Ce processus a agrégé plus de 10 000 propositions et plus de 160 000 votes favorables, avec un résultat final de 71% des propositions citoyennes acceptées et incluses dans le PAM, au sein de plus de 1600 initiatives. Decidim était à l’origine construit exclusivement pour ce processus, mais le besoin de l’étendre à d’autres processus participatifs a été rapidement exprimé. C’est à ce moment-là que l’idée du Decidim actuel est née : une plateforme participative qui rend possible autant de processus participatifs que l’on souhaite, divisés en étapes et avec la possibilité d’activer plusieurs fonctionnalités à chaque étape. Une porte a volontairement été laissée ouverte au développement de nouvelles fonctionnalités qui pourraient être rapidement intégrées aux processus (enquêtes, rédaction collaborative de textes, suivi de résultats, etc), ainsi qu’à l’intégration de nouveaux espaces participatifs tels que les initiatives citoyennes et les conseils de participation. Decidim Barcelona accueille au moment de la rédaction de ce document (mai 2018) 12 processus participatifs et compte déjà 28 400 participants, plus de 12 000 propositions, 5340 résultats, 930 réunions physiques et 189 000 votes favorables. Les bons résultats de la plateforme à Barcelone ont entrainé sa dissémination dans plusieurs autres municipalités, telles que L’Hospitalet de Llobregat, Sabadell, Badalona, Terrassa, Gavà, Sant Cugat, Mataró et Vilanova i la Geltrú.
5. Les communes de Decidim
Decidim est un logiciel qui permet d’ouvrir autant de plateformes que nécessaire, avec une seule installation.
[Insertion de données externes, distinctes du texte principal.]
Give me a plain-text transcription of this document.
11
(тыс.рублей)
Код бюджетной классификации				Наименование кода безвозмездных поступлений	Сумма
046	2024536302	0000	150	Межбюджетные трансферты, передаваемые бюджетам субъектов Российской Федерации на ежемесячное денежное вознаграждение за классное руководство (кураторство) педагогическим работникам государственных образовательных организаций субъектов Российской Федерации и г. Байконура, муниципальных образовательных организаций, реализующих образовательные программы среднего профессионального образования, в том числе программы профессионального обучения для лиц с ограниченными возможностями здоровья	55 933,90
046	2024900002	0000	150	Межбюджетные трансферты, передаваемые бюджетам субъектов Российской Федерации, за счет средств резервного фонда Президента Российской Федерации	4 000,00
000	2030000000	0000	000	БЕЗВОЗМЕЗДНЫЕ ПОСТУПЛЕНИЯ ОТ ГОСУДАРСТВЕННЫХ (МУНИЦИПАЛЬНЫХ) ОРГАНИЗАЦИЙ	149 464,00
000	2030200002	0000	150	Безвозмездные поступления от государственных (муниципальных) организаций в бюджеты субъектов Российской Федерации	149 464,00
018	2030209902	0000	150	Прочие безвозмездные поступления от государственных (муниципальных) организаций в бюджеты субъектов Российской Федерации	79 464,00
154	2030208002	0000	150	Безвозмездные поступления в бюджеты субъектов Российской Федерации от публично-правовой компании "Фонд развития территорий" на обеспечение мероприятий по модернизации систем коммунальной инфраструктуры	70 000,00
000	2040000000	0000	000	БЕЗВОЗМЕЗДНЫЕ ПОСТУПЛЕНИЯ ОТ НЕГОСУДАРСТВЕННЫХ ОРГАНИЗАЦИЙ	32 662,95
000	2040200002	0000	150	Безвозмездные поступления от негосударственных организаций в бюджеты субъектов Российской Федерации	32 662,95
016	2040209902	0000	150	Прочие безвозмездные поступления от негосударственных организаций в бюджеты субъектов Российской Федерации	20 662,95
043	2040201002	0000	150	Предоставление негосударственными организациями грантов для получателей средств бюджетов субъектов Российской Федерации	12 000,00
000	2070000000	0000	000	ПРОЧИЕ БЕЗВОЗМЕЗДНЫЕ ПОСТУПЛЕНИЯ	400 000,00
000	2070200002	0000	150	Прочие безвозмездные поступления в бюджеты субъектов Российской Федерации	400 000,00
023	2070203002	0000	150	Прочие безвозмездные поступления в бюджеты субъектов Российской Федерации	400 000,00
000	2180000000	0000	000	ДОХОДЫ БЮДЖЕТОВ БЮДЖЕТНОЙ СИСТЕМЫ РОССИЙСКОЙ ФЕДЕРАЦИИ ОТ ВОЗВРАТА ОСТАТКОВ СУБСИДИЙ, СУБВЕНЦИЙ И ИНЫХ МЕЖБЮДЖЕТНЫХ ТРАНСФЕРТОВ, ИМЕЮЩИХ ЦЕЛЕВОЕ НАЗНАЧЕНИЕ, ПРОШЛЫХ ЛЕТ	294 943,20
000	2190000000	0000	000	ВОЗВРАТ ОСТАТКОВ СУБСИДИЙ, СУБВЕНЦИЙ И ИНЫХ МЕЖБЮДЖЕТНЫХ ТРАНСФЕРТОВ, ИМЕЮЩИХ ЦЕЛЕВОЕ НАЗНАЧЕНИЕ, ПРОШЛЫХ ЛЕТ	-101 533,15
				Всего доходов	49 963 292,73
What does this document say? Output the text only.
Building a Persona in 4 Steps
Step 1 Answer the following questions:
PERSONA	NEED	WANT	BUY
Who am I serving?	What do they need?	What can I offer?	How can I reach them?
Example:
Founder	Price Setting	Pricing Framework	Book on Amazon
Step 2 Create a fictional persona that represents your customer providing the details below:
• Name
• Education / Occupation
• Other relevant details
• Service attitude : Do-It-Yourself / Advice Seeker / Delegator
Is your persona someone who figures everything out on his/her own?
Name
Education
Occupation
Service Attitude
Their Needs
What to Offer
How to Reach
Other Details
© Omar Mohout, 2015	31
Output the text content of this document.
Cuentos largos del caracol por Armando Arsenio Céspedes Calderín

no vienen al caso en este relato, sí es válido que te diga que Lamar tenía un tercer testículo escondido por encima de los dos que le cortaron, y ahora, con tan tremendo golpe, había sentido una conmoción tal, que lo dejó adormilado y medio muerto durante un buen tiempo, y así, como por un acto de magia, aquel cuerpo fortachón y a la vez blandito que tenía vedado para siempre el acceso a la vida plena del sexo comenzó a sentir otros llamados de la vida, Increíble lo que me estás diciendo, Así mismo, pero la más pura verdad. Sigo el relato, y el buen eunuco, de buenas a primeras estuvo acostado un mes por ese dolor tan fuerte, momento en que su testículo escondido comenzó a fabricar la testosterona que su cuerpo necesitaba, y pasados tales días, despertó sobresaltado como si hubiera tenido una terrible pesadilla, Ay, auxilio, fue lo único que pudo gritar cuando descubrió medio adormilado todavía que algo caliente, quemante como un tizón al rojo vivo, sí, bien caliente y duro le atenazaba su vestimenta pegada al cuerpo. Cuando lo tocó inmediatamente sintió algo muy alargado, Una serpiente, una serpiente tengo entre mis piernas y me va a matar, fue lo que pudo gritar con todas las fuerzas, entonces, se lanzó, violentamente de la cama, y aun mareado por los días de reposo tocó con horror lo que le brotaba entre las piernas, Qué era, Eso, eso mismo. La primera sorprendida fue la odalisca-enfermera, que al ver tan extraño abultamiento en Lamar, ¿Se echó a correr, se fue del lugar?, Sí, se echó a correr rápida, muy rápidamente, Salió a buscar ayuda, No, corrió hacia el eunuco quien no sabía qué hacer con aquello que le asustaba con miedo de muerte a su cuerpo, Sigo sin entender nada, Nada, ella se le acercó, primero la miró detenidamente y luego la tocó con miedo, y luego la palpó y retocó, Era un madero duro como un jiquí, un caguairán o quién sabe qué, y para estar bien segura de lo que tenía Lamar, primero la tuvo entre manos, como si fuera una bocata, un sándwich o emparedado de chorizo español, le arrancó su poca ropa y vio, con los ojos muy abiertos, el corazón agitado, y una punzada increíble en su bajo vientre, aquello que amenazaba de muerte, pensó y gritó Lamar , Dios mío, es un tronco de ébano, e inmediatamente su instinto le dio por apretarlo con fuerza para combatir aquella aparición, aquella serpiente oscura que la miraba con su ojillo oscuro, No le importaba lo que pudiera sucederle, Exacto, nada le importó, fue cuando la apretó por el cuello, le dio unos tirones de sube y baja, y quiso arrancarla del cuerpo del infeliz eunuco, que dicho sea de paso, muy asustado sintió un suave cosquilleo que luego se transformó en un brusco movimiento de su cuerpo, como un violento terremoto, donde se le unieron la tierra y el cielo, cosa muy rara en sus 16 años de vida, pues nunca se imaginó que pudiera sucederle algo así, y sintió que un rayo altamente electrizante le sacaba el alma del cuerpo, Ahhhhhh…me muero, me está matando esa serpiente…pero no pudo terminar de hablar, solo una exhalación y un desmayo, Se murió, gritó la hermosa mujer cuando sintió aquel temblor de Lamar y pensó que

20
Il y a de nombreux exemples de telles architectures (en anglais multitenant architecture) dans le monde logiciel, par exemple le logiciel libre Wordpress pour les projets de blog. C’est particulièrement utile pour les institutions qui souhaitent fournir Decidim en tant que service tiers. Le cas du Conseil Provincial est particulièrement important puisque Decidim peut être utilisée avec une seule installation — c’est-à-dire qu’elle est maintenue, mise à jour et hébergée par une seule entité — par autant d’autorités locales que l’on souhaite. On réduit ainsi les coûts d’installation et de maintenance, en plus de fournir des solutions technologiques d’amélioration de la participation citoyenne à des institutions de taille réduite ou moyenne qui n’auraient sinon pas eu pareil accès à de telles ressources.